Eric Cardenas writes in El Diario:
The evils of the Fatherland
189 years ago in the city of La Plata (now Sucre) the Act of Independence of Upper Peru, before the arrival of the Spaniards was called Kollasuyo, was signed.
The republic was the result of 15 years of unremitting struggle for independence from the colonial years that sacrifice and lives of patriots offered up, but once achieved the defeat of the Spanish armies, the pro Argentine and pro Peruvian currents determined the Mariscal Antonio José de Sucre, from La Paz, to convene a conference of representatives of the five “high-Peruvian” provinces to determine their future. The Congress, overcoming those currents determined the absolute independence, not only from Spain but from Peru and Argentina.
The new republic was founded on the principles of the most progressive ideas of that time, liberalism or freedoms.

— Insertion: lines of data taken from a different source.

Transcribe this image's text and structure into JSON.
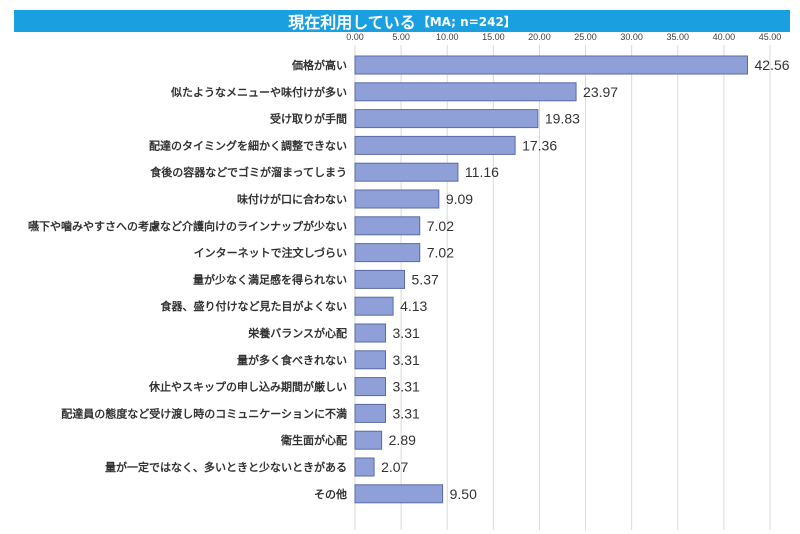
{
  "header": {
    "title": "現在利用している",
    "note": "【MA; n=242】"
  },
  "colors": {
    "title_bg": "#1aa0e0",
    "bar_fill": "#8fa0d8",
    "bar_stroke": "#5a6aa8",
    "grid": "#d9d9d9"
  },
  "chart_data": {
    "type": "bar",
    "orientation": "horizontal",
    "title": "現在利用している【MA; n=242】",
    "xlim": [
      0,
      45
    ],
    "x_ticks": [
      "0.00",
      "5.00",
      "10.00",
      "15.00",
      "20.00",
      "25.00",
      "30.00",
      "35.00",
      "40.00",
      "45.00"
    ],
    "x_axis_position": "top",
    "grid": true,
    "categories": [
      "価格が高い",
      "似たようなメニューや味付けが多い",
      "受け取りが手間",
      "配達のタイミングを細かく調整できない",
      "食後の容器などでゴミが溜まってしまう",
      "味付けが口に合わない",
      "嚥下や噛みやすさへの考慮など介護向けのラインナップが少ない",
      "インターネットで注文しづらい",
      "量が少なく満足感を得られない",
      "食器、盛り付けなど見た目がよくない",
      "栄養バランスが心配",
      "量が多く食べきれない",
      "休止やスキップの申し込み期間が厳しい",
      "配達員の態度など受け渡し時のコミュニケーションに不満",
      "衛生面が心配",
      "量が一定ではなく、多いときと少ないときがある",
      "その他"
    ],
    "values": [
      42.56,
      23.97,
      19.83,
      17.36,
      11.16,
      9.09,
      7.02,
      7.02,
      5.37,
      4.13,
      3.31,
      3.31,
      3.31,
      3.31,
      2.89,
      2.07,
      9.5
    ],
    "value_labels": [
      "42.56",
      "23.97",
      "19.83",
      "17.36",
      "11.16",
      "9.09",
      "7.02",
      "7.02",
      "5.37",
      "4.13",
      "3.31",
      "3.31",
      "3.31",
      "3.31",
      "2.89",
      "2.07",
      "9.50"
    ]
  }
}
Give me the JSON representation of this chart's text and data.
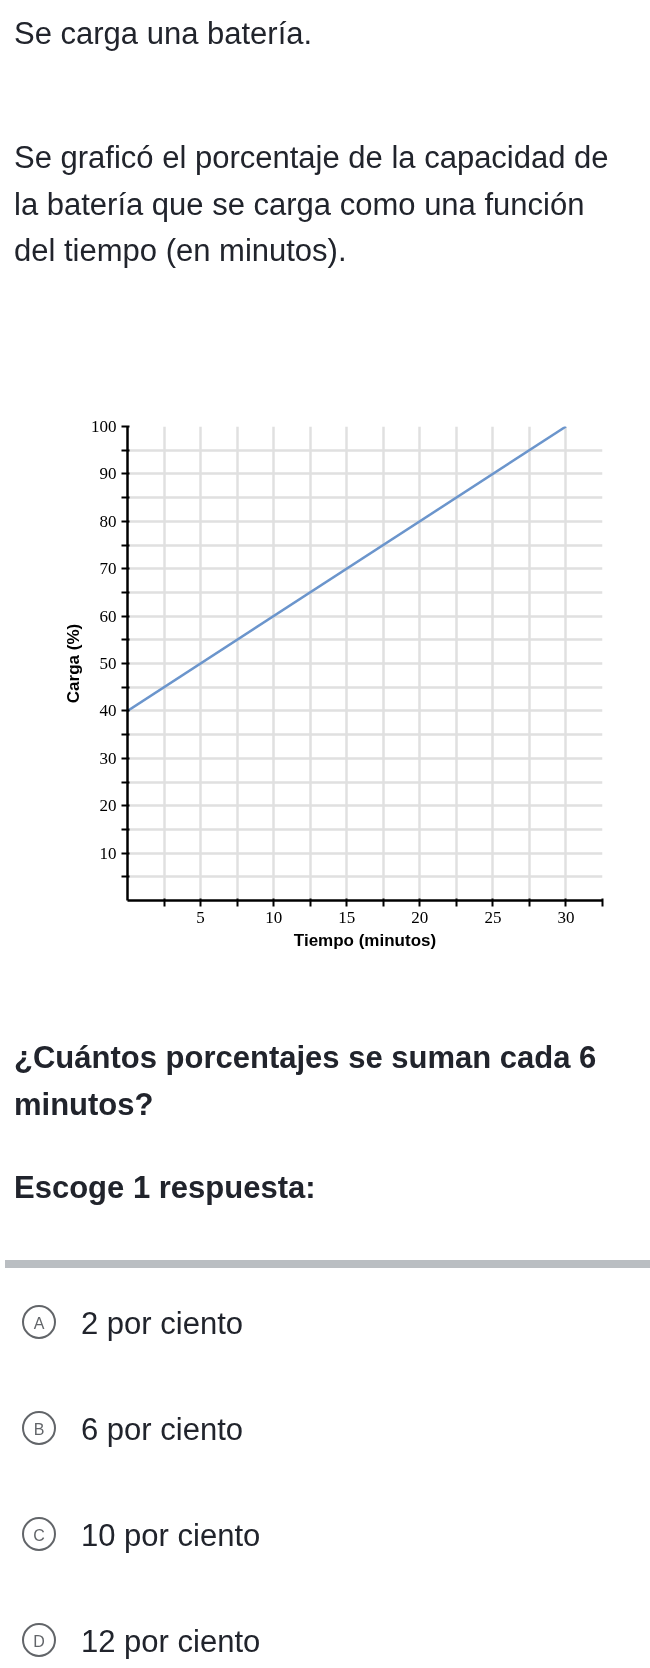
{
  "chart_data": {
    "type": "line",
    "title": "Se carga una batería.",
    "subtitle": "Se graficó el porcentaje de la capacidad de la batería que se carga como una función del tiempo (en minutos).",
    "xlabel": "Tiempo (minutos)",
    "ylabel": "Carga (%)",
    "x": [
      0,
      30
    ],
    "series": [
      {
        "color": "#6b95cc",
        "values": [
          40,
          100
        ]
      }
    ],
    "xlim": [
      0,
      32.5
    ],
    "ylim": [
      0,
      100
    ],
    "xticks": [
      {
        "value": 2.5,
        "label": null
      },
      5,
      {
        "value": 7.5,
        "label": null
      },
      10,
      {
        "value": 12.5,
        "label": null
      },
      15,
      {
        "value": 17.5,
        "label": null
      },
      20,
      {
        "value": 22.5,
        "label": null
      },
      25,
      {
        "value": 27.5,
        "label": null
      },
      30,
      {
        "value": 32.5,
        "label": null
      }
    ],
    "yticks": [
      {
        "value": 5,
        "label": null
      },
      10,
      {
        "value": 15,
        "label": null
      },
      20,
      {
        "value": 25,
        "label": null
      },
      30,
      {
        "value": 35,
        "label": null
      },
      40,
      {
        "value": 45,
        "label": null
      },
      50,
      {
        "value": 55,
        "label": null
      },
      60,
      {
        "value": 65,
        "label": null
      },
      70,
      {
        "value": 75,
        "label": null
      },
      80,
      {
        "value": 85,
        "label": null
      },
      90,
      {
        "value": 95,
        "label": null
      },
      100
    ],
    "grid": true,
    "marker": "none",
    "line_style": "solid",
    "annotations": [
      "¿Cuántos porcentajes se suman cada 6 minutos?",
      "Escoge 1 respuesta:",
      "A",
      "2 por ciento",
      "B",
      "6 por ciento",
      "C",
      "10 por ciento",
      "D",
      "12 por ciento"
    ]
  }
}
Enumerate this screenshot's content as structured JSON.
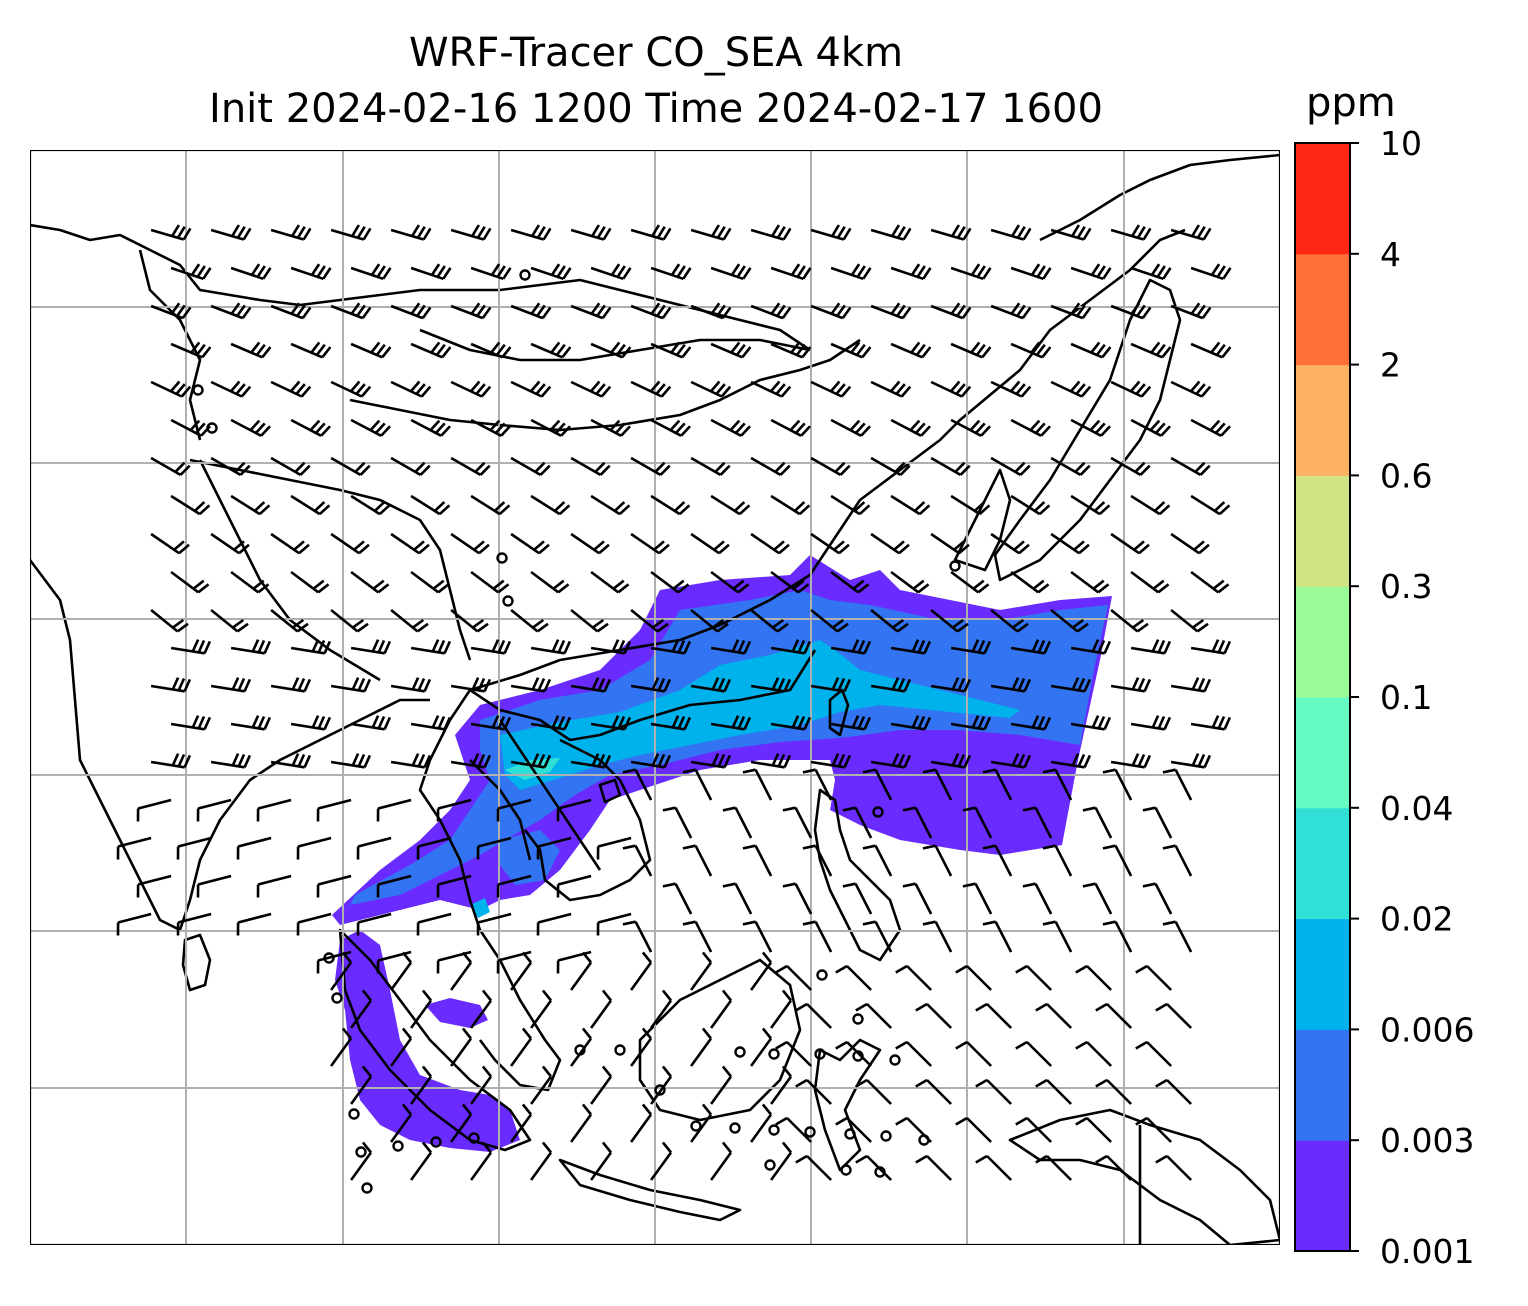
{
  "chart_data": {
    "type": "heatmap",
    "title": "WRF-Tracer CO_SEA 4km",
    "subtitle": "Init 2024-02-16 1200 Time 2024-02-17 1600",
    "colorbar": {
      "label": "ppm",
      "ticks": [
        "0.001",
        "0.003",
        "0.006",
        "0.02",
        "0.04",
        "0.1",
        "0.3",
        "0.6",
        "2",
        "4",
        "10"
      ],
      "colors": [
        "#6a2bff",
        "#3374f3",
        "#00b2ec",
        "#30dfd6",
        "#67fbc4",
        "#9bfc97",
        "#d0e385",
        "#fdb162",
        "#ff7038",
        "#ff2713"
      ]
    },
    "map": {
      "projection": "plate carree with lat/lon gridlines",
      "grid": true,
      "overlays": [
        "coastlines",
        "country borders",
        "wind barbs"
      ],
      "plume": "CO tracer plume from Southeast Asia stretching east-northeast over South China toward Taiwan and the western Pacific; secondary band over Sumatra"
    }
  }
}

The same Simon Bolivar, whom the Assembly instructed him to draft the first Constitution, expressed in his Proclamation of January 1, 1826, that Bolivians will “receive the most liberal constitution in the world.”
But having passed in 1826 the most advanced, ideologically for that time, constitution, the republic was born lacking financial resources, as the independence war consumed and paralyzed their productive activities, that is we were born poor and aside of the period of rule of Marshal Andrés Santa Cruz, we had the characteristic of a backward and poor society in permanent state of political turmoil. Plus we had to hold several wars with our ambitious neighbors, who had snatched almost half the territory with which we were born to independent living.
The poverty of the Bolivian republican society has been the hallmark of our independent life, in which the then population, of indigenous majority was kept in as “serfs”, in “pongueaje” until the agrarian reform of 1953 and universal suffrage, which gave them full citizenship, gave them land and schools.
Although our country has vast renewable and nonrenewable natural resources, poverty is and has been the outstanding feature of our social situation. We are the 14 poorest country in the world, and the level of human development is among the lowest in Latin America (the lowest is Haiti). 80% of our population is considered in poverty and of that 80, 60% are in extreme poverty.
While some international body has welcomed the reduction of our poverty, attending only to the accounting aspect of our economy, the latest Human Development Report of UNDP affirms what was noted here.
Another of the great problems of our republican life, now multinational, are corruption and deteriorating terms of citizen and government ethics, with high levels of political corruption of state managers; insecurity, by the increase in crime; disrespect for private property and rights of others; lack of institutional justice; anomie before the law; the loss of credibility of the rulers; the excesses of political power, etc. Especially in recent times, the drug has been installed in our society and their implications threat to seize political power and become a drug factory. To this must be added the contraband, which hurts weak domestic manufacturing, fail to pay taxes and make us accomplices of consuming these products. Entire villages in rural areas are dedicated to smuggling and drug trafficking.
Another evil of our beloved country is the bad governments, for which results have been poverty and corruption. If we analyze our political history, we find that in its course and with very few exceptions, many rulers have been bad, without love for our country or a real vocation to serve; we observed absence of scientists and humanists to administrate knowledge of public interests; exaggerated ambition for power, in such a way that the purpose of their efforts has been and is the exercise of power by the power; personalistic warlordism that has been above the law, the national interest and service to the common good.
Despite these evils affecting the liberty of the people, it retains its extraordinary ability to preserve the nation, picking up the mandate of Mariscal Sucre and we hope that new generations react to their state of “I-don’t care-about-it” and as happened in the large strife to preserve our heritage, will contribute their effort and sacrifice for our country.